Heglen-Tur war nun fünfzehn Sommersonnen alt, und seine Bewährung
als Krieger stand kurz bevor. Der Rat der Clankrieger würde heute darüber
befinden, wann Heglen-Tur die erfahrenen Krieger auf einem Streifzug
begleiten durfte, damit er seinen ersten Schädel nehmen konnte. Einer jener
Streifzüge, die nach Norden, Nordosten oder Osten führten, wo jeweils eigene
Gefahren lauerten, die aber zugleich die Möglichkeit zur Schädelnahme und
damit auch zur Erlangung großen Ruhmes boten. Zwar wurden die Streifzüge
unternommen, um das kostbare Holz zu erlangen, doch Heglen-Tur empfand
das Nehmen eines Schädels als weitaus verlockender. Allerdings würde sich
niemand freiwillig seinen Schädel lösen lassen.
Im Norden befanden sich die ausgedehnten Waldgebiete des elfischen
Volkes, und Heglen-Tur hoffte insgeheim, dass ihn sein erster Streifzug nicht
zu ihnen führen würde, denn die Elfen waren ausgezeichnete Kämpfer und
tödlich gute Bogenschützen. Erfolg versprechender war der Zug nach
Nordosten, über einen der schmalen Gebirgspfade hinweg in das Land der
Zwerge, die dort in ihren unterirdischen Städten lebten. Auch die Zwerge
konnten kämpfen, aber sie bevorzugten Äxte als Waffen und waren nicht
besonders flinke Läufer, was sie zu einem angenehmen Ziel für die viel weiter
tragenden Pfeilrohre des Sandvolkes machte.
Es war nicht so, dass das Sandvolk einem guten Kampf aus dem Weg
gegangen wäre. Aber es brauchte viele Sonnenjahre, einen Krieger
heranzuziehen, und nur wenige Augenblicke, ihn zu töten. In der Wüste
wurde nichts verschwendet, schon gar nicht das Leben eines Sandmenschen.

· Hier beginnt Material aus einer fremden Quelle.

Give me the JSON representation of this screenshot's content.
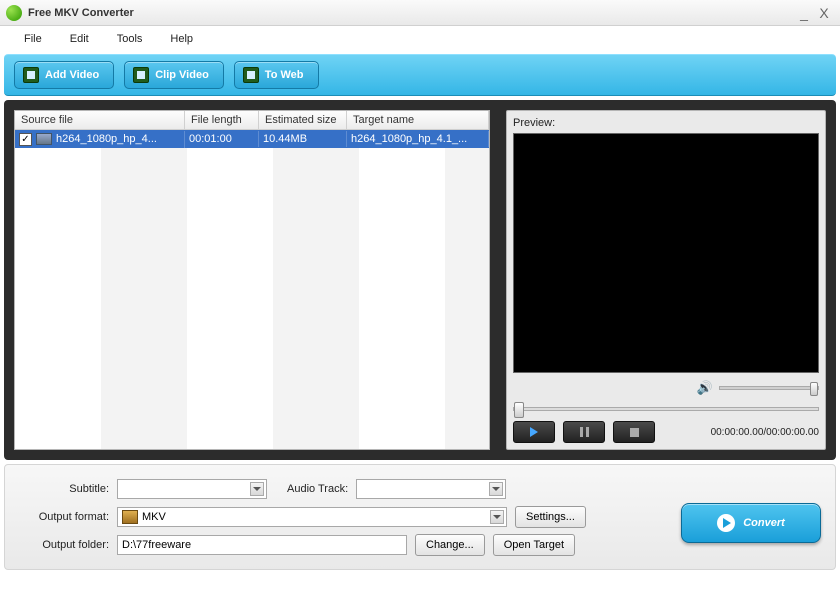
{
  "window": {
    "title": "Free MKV Converter"
  },
  "menu": {
    "file": "File",
    "edit": "Edit",
    "tools": "Tools",
    "help": "Help"
  },
  "toolbar": {
    "add_video": "Add Video",
    "clip_video": "Clip Video",
    "to_web": "To Web"
  },
  "table": {
    "headers": {
      "source": "Source file",
      "length": "File length",
      "size": "Estimated size",
      "target": "Target name"
    },
    "rows": [
      {
        "checked": true,
        "source": "h264_1080p_hp_4...",
        "length": "00:01:00",
        "size": "10.44MB",
        "target": "h264_1080p_hp_4.1_..."
      }
    ]
  },
  "preview": {
    "label": "Preview:",
    "timecode": "00:00:00.00/00:00:00.00"
  },
  "bottom": {
    "subtitle_label": "Subtitle:",
    "subtitle_value": "",
    "audiotrack_label": "Audio Track:",
    "audiotrack_value": "",
    "output_format_label": "Output format:",
    "output_format_value": "MKV",
    "settings": "Settings...",
    "output_folder_label": "Output folder:",
    "output_folder_value": "D:\\77freeware",
    "change": "Change...",
    "open_target": "Open Target",
    "convert": "Convert"
  }
}
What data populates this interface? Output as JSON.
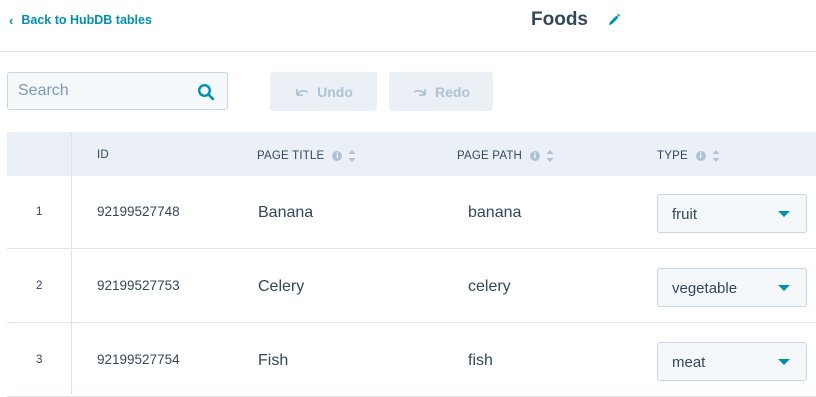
{
  "header": {
    "back_label": "Back to HubDB tables",
    "title": "Foods"
  },
  "toolbar": {
    "search_placeholder": "Search",
    "undo_label": "Undo",
    "redo_label": "Redo"
  },
  "table": {
    "columns": [
      "ID",
      "PAGE TITLE",
      "PAGE PATH",
      "TYPE"
    ],
    "rows": [
      {
        "num": "1",
        "id": "92199527748",
        "title": "Banana",
        "path": "banana",
        "type": "fruit"
      },
      {
        "num": "2",
        "id": "92199527753",
        "title": "Celery",
        "path": "celery",
        "type": "vegetable"
      },
      {
        "num": "3",
        "id": "92199527754",
        "title": "Fish",
        "path": "fish",
        "type": "meat"
      }
    ]
  },
  "colors": {
    "accent": "#0091ae",
    "text": "#33475b",
    "header_bg": "#eaf0f6",
    "border": "#dfe3eb"
  },
  "icons": [
    "chevron-left-icon",
    "pencil-icon",
    "search-icon",
    "undo-icon",
    "redo-icon",
    "info-icon",
    "sort-icon",
    "caret-down-icon"
  ]
}
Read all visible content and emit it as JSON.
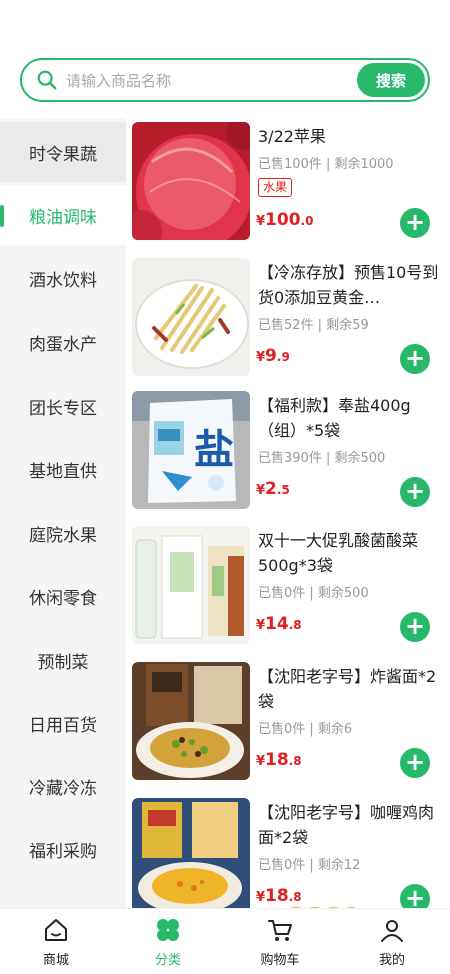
{
  "search": {
    "placeholder": "请输入商品名称",
    "button_label": "搜索"
  },
  "colors": {
    "accent": "#27b86a",
    "price": "#e02020"
  },
  "sidebar": {
    "items": [
      {
        "label": "时令果蔬",
        "active": false
      },
      {
        "label": "粮油调味",
        "active": true
      },
      {
        "label": "酒水饮料",
        "active": false
      },
      {
        "label": "肉蛋水产",
        "active": false
      },
      {
        "label": "团长专区",
        "active": false
      },
      {
        "label": "基地直供",
        "active": false
      },
      {
        "label": "庭院水果",
        "active": false
      },
      {
        "label": "休闲零食",
        "active": false
      },
      {
        "label": "预制菜",
        "active": false
      },
      {
        "label": "日用百货",
        "active": false
      },
      {
        "label": "冷藏冷冻",
        "active": false
      },
      {
        "label": "福利采购",
        "active": false
      }
    ]
  },
  "products": [
    {
      "name": "3/22苹果",
      "stats": "已售100件 | 剩余1000",
      "tag": "水果",
      "currency": "¥",
      "price_int": "100",
      "price_dec": ".0",
      "image": "apple-photo"
    },
    {
      "name": "【冷冻存放】预售10号到货0添加豆黄金…",
      "stats": "已售52件 | 剩余59",
      "currency": "¥",
      "price_int": "9",
      "price_dec": ".9",
      "image": "tofu-skin-photo"
    },
    {
      "name": "【福利款】奉盐400g（组）*5袋",
      "stats": "已售390件 | 剩余500",
      "currency": "¥",
      "price_int": "2",
      "price_dec": ".5",
      "image": "salt-bag-photo"
    },
    {
      "name": "双十一大促乳酸菌酸菜500g*3袋",
      "stats": "已售0件 | 剩余500",
      "currency": "¥",
      "price_int": "14",
      "price_dec": ".8",
      "image": "pickled-cabbage-photo"
    },
    {
      "name": "【沈阳老字号】炸酱面*2袋",
      "stats": "已售0件 | 剩余6",
      "currency": "¥",
      "price_int": "18",
      "price_dec": ".8",
      "image": "zhajiang-noodles-photo"
    },
    {
      "name": "【沈阳老字号】咖喱鸡肉面*2袋",
      "stats": "已售0件 | 剩余12",
      "currency": "¥",
      "price_int": "18",
      "price_dec": ".8",
      "image": "curry-noodles-photo"
    }
  ],
  "add_button_symbol": "+",
  "bottom_nav": [
    {
      "label": "商城",
      "icon": "home-icon",
      "active": false
    },
    {
      "label": "分类",
      "icon": "clover-icon",
      "active": true
    },
    {
      "label": "购物车",
      "icon": "cart-icon",
      "active": false
    },
    {
      "label": "我的",
      "icon": "user-icon",
      "active": false
    }
  ],
  "watermark": {
    "text": "2889.com",
    "icon": "watermark-logo"
  }
}
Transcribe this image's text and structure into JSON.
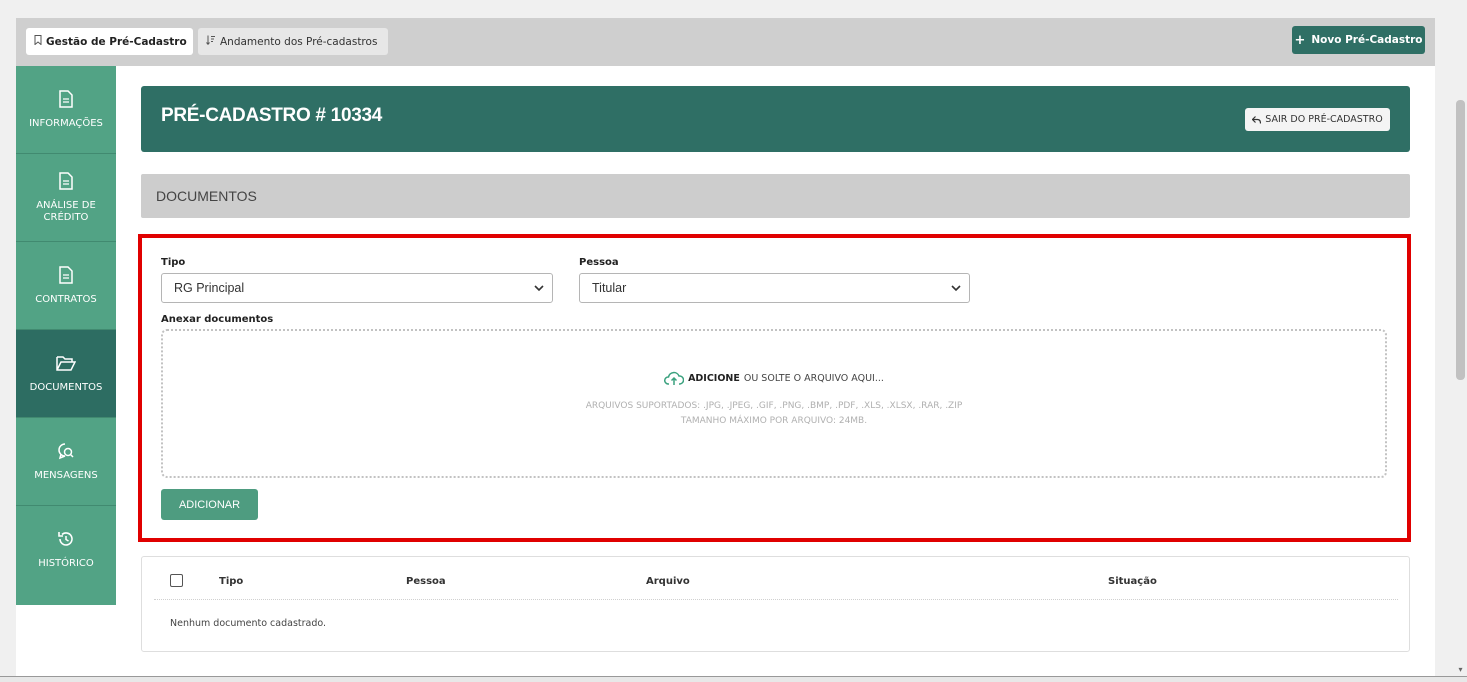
{
  "tabs": [
    {
      "label": "Gestão de Pré-Cadastro",
      "icon": "bookmark-icon",
      "active": true
    },
    {
      "label": "Andamento dos Pré-cadastros",
      "icon": "sort-icon",
      "active": false
    }
  ],
  "new_button": {
    "label": "Novo Pré-Cadastro",
    "icon": "plus-icon"
  },
  "sidebar": {
    "items": [
      {
        "label": "INFORMAÇÕES",
        "icon": "document-icon",
        "active": false
      },
      {
        "label": "ANÁLISE DE CRÉDITO",
        "icon": "document-icon",
        "active": false
      },
      {
        "label": "CONTRATOS",
        "icon": "document-icon",
        "active": false
      },
      {
        "label": "DOCUMENTOS",
        "icon": "folder-open-icon",
        "active": true
      },
      {
        "label": "MENSAGENS",
        "icon": "chat-search-icon",
        "active": false
      },
      {
        "label": "HISTÓRICO",
        "icon": "history-icon",
        "active": false
      }
    ]
  },
  "header": {
    "title": "PRÉ-CADASTRO # 10334",
    "exit_label": "SAIR DO PRÉ-CADASTRO"
  },
  "section": {
    "title": "DOCUMENTOS"
  },
  "form": {
    "tipo_label": "Tipo",
    "tipo_value": "RG Principal",
    "pessoa_label": "Pessoa",
    "pessoa_value": "Titular",
    "anexar_label": "Anexar documentos",
    "dropzone": {
      "action": "ADICIONE",
      "rest": "OU SOLTE O ARQUIVO AQUI...",
      "supported": "ARQUIVOS SUPORTADOS: .JPG, .JPEG, .GIF, .PNG, .BMP, .PDF, .XLS, .XLSX, .RAR, .ZIP",
      "max_size": "TAMANHO MÁXIMO POR ARQUIVO: 24MB."
    },
    "add_button": "ADICIONAR"
  },
  "table": {
    "columns": [
      "Tipo",
      "Pessoa",
      "Arquivo",
      "Situação"
    ],
    "empty_message": "Nenhum documento cadastrado."
  },
  "colors": {
    "primary_dark": "#2f6f65",
    "sidebar": "#52a385",
    "highlight_border": "#e00000"
  }
}
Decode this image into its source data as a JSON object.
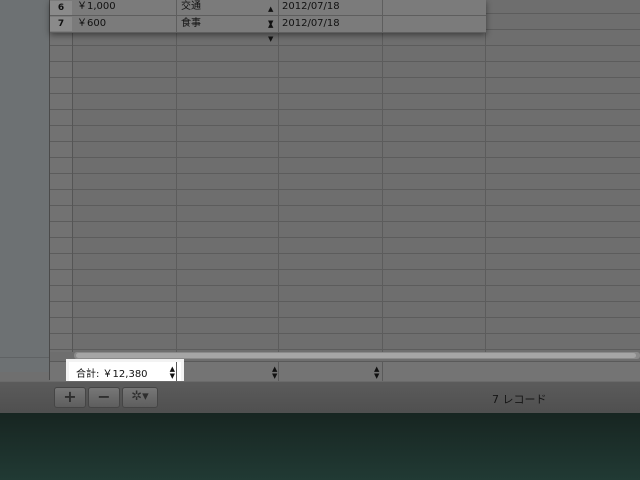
{
  "table": {
    "rows": [
      {
        "number": "6",
        "amount": "￥1,000",
        "category": "交通",
        "date": "2012/07/18"
      },
      {
        "number": "7",
        "amount": "￥600",
        "category": "食事",
        "date": "2012/07/18"
      }
    ],
    "selector_arrows": "▲▼"
  },
  "footer": {
    "sum_label": "合計: ￥12,380"
  },
  "toolbar": {
    "add_label": "+",
    "remove_label": "−",
    "gear_label": "✲▾",
    "status": "7 レコード"
  }
}
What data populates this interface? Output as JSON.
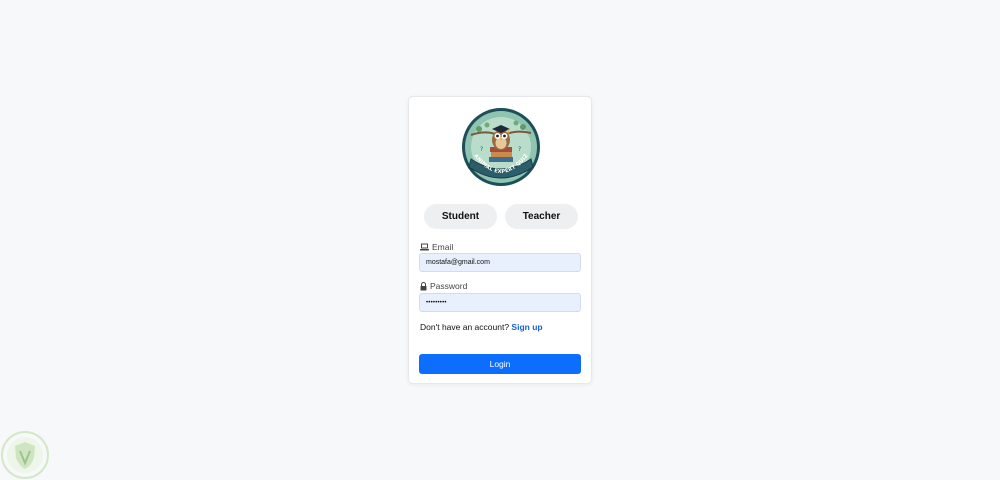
{
  "logo": {
    "text": "ANIMAL EXPERT QUIZ",
    "icon": "owl-on-books-badge"
  },
  "roles": [
    {
      "label": "Student"
    },
    {
      "label": "Teacher"
    }
  ],
  "form": {
    "email": {
      "label": "Email",
      "value": "mostafa@gmail.com",
      "icon": "laptop-icon"
    },
    "password": {
      "label": "Password",
      "value": "•••••••••",
      "icon": "lock-icon"
    },
    "signup_prompt": "Don't have an account?",
    "signup_link": "Sign up",
    "login_label": "Login"
  },
  "colors": {
    "primary": "#0d6efd",
    "link": "#1c5fd6",
    "input_bg": "#e8f0fe",
    "background": "#f7f8fa"
  }
}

Im Osten führte der Weg in die Westmark des Pferdevolkes. Jenes
Reitervolkes, welches vom Sandvolk einst aus dessen angestammter Heimat
vertrieben worden war, allerdings in einem langen und blutigen Kampf, der
viele Leben gekostet, aber auch viele Schädel eingebracht hatte. Noch immer
konnte man im Dünenland die Überreste alter Siedlungen finden, die im
steten Wechsel vom Sand bedeckt und durch den Wind wieder freigelegt
wurden.
Das Pferdevolk hatte einst zäh und tapfer gekämpft und die letzte große
Schlacht an der Grenze zum Dünenland gefochten, wo die Wache des zuvor
getöteten Königs die Flucht der anderen Menschenwesen gedeckt hatte. Es
war ein guter Kampf gewesen, der noch immer in den Liedern besungen
wurde, und das Sandvolk ehrte die besondere Tapferkeit der königlichen
Wache, indem es deren Schädel bewahrte und die Toten weiter an der Grenze
wachen ließ. Jeder junge Krieger hatte die Pflicht, den Toten des Pferdevolkes
die Ehre zu erweisen und ihre Überbleibsel zu pflegen, soweit die Wüste dies
zuließ.
Man ehrte die eigenen und fremden Toten, indem man ihre Leiber an jenen
Orten beließ, wo ihr Blut ein letztes Mal den Sand der Wüste bedeckt hatte.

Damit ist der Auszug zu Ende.